Tutorial: Serving Llama 2 70b on GKE L4 GPUs
Learn how to serve Llama 2 70b chat model on GKE using just 2 x L4 GPUs. For this post the text-generation-inference project is used for serving.
Prerequisites
- A terminal with
kubectl
andgcloud
installed. Cloud Shell works great! - L4 GPUs quota to be able to run additional 2 L4 GPUs
- Request access to Meta Llama models by submitting the request access form
- Agree to the Llama 2 terms on the Llama 2 70B Chat HF model in HuggingFace
Choose your region and set your project:
export REGION=us-central1
export PROJECT_ID=$(gcloud config get project)
Create a GKE cluster:
gcloud container clusters create l4-demo --location ${REGION} \
--workload-pool ${PROJECT_ID}.svc.id.goog \
--enable-image-streaming --enable-shielded-nodes \
--shielded-secure-boot --shielded-integrity-monitoring \
--enable-ip-alias \
--node-locations=$REGION-a \
--workload-pool=${PROJECT_ID}.svc.id.goog \
--addons GcsFuseCsiDriver \
--no-enable-master-authorized-networks \
--machine-type n2d-standard-4 \
--num-nodes 1 --min-nodes 1 --max-nodes 5 \
--ephemeral-storage-local-ssd=count=2 \
--enable-ip-alias
Create a nodepool where each VM has 2 x L4 GPU:
gcloud container node-pools create g2-standard-24 --cluster l4-demo \
--accelerator type=nvidia-l4,count=2,gpu-driver-version=latest \
--machine-type g2-standard-24 \
--ephemeral-storage-local-ssd=count=2 \
--enable-autoscaling --enable-image-streaming \
--num-nodes=0 --min-nodes=0 --max-nodes=3 \
--shielded-secure-boot \
--shielded-integrity-monitoring \
--node-locations $REGION-a,$REGION-b --region $REGION --spot
Hugging Face requires authentication to download the Llama-2-70b-chat-hf model, which means an access token is required to download the model.

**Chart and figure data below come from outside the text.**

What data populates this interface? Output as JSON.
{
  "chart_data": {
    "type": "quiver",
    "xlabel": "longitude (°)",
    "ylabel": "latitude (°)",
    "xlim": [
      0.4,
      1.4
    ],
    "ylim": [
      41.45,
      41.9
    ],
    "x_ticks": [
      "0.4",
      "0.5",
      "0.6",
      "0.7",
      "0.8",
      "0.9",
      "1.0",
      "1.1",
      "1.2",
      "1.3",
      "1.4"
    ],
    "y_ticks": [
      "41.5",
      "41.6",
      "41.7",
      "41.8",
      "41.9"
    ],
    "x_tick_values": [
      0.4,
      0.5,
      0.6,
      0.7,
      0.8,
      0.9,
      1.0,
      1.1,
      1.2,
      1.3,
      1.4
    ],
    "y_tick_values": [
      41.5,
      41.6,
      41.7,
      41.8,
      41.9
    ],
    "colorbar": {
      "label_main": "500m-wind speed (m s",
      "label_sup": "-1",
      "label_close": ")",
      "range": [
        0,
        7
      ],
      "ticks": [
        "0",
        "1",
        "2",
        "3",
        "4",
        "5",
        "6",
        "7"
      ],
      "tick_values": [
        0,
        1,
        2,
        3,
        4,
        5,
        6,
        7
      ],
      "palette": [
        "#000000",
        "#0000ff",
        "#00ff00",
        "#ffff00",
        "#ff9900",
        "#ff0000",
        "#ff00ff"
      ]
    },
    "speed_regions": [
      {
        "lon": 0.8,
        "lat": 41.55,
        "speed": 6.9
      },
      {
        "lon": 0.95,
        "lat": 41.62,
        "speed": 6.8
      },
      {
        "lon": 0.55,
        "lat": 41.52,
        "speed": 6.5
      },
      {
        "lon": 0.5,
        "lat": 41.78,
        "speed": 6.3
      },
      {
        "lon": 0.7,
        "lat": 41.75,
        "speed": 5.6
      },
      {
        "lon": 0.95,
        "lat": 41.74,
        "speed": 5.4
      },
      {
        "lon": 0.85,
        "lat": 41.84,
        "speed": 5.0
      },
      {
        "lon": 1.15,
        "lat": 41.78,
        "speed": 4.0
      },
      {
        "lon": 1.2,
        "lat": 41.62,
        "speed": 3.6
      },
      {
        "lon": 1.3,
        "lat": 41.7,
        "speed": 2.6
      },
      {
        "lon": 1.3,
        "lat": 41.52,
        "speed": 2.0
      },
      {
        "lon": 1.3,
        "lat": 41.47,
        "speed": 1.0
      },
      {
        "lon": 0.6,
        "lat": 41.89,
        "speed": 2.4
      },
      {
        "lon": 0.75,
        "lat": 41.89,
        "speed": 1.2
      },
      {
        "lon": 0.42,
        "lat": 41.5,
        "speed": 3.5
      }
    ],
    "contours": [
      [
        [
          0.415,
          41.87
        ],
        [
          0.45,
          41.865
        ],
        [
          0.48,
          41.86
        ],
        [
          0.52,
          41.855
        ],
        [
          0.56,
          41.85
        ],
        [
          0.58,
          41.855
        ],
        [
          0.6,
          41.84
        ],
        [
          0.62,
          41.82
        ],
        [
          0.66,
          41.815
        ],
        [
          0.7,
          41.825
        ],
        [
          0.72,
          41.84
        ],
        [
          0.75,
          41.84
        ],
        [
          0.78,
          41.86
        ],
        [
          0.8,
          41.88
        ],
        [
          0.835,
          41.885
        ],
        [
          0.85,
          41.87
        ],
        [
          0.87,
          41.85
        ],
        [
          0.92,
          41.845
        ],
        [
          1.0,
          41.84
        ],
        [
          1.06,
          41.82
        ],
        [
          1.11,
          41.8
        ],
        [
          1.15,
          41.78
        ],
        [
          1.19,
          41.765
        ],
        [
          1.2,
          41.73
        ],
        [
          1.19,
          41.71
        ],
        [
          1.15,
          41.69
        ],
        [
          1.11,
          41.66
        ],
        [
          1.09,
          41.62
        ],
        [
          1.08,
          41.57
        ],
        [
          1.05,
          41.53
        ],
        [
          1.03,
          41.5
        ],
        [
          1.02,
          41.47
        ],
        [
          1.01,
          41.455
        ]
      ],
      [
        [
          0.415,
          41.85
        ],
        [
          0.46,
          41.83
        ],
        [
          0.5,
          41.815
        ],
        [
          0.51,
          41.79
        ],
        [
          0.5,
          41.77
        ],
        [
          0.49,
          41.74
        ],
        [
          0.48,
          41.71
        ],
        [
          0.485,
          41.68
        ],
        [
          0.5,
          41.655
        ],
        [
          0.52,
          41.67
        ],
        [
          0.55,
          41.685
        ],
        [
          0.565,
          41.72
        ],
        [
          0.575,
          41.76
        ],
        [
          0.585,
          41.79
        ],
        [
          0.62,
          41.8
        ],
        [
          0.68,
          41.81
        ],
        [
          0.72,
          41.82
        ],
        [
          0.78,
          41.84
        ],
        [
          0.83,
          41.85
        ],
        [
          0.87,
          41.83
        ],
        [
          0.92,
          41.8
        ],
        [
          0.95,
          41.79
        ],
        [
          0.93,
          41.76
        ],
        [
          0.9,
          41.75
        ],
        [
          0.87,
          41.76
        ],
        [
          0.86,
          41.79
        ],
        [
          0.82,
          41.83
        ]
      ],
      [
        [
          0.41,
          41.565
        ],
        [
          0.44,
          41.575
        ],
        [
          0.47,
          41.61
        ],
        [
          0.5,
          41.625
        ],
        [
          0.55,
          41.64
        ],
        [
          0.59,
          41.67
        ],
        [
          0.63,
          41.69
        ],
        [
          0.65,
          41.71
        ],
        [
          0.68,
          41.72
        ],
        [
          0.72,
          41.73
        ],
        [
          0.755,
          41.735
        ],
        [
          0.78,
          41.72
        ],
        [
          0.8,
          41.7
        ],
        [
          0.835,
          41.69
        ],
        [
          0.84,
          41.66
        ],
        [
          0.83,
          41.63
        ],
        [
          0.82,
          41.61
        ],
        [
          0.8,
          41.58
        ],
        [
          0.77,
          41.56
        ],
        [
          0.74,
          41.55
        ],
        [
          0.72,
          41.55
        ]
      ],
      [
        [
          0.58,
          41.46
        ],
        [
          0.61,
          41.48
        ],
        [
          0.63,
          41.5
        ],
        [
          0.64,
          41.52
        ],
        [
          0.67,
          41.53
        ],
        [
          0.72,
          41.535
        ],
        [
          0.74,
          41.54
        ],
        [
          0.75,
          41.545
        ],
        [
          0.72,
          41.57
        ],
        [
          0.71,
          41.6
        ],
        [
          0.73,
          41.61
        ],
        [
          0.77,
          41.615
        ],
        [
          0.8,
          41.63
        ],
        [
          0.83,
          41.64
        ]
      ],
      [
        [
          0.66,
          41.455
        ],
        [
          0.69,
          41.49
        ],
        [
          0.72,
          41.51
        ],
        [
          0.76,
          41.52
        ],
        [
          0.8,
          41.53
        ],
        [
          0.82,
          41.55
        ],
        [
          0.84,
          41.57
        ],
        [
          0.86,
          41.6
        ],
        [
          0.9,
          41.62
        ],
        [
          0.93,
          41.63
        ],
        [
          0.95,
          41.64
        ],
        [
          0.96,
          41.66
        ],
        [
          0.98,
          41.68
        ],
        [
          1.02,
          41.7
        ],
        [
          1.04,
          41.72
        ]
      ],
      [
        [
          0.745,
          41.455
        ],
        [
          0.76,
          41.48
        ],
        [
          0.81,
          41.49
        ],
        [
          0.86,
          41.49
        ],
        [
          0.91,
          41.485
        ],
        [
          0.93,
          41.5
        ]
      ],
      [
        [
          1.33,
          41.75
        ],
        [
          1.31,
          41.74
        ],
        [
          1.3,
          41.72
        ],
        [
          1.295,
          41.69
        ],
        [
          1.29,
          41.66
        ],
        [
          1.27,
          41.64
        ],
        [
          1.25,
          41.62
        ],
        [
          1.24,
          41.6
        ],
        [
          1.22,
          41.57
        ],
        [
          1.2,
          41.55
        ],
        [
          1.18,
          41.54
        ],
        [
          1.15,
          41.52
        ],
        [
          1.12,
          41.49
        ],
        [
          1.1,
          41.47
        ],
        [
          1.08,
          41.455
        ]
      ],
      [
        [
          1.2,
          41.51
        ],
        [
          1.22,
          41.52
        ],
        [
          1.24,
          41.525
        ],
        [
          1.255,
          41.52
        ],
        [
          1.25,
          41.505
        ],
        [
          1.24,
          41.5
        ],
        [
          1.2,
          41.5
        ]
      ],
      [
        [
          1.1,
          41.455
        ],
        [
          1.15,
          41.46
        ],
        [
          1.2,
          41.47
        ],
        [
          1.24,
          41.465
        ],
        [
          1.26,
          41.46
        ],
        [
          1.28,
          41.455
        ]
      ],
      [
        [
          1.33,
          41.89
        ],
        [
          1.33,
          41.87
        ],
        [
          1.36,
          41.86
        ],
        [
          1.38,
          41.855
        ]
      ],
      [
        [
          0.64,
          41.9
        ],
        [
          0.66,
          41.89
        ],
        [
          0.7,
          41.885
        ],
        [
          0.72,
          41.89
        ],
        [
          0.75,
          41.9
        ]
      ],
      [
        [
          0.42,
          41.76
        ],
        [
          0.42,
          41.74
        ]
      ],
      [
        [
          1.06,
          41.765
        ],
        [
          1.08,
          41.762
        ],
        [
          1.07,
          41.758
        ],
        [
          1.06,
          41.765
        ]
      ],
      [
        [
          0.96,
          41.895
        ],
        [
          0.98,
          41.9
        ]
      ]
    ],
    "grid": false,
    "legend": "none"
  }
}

You can get your access token from huggingface.com > Settings > Access Tokens. Afterwards, set your HuggingFace token as an environment variable:
export HF_TOKEN=<paste-your-own-token>
Create a Secret to store your HuggingFace token which will be used by the K8s job:
kubectl create secret generic l4-demo --from-literal="HF_TOKEN=$HF_TOKEN"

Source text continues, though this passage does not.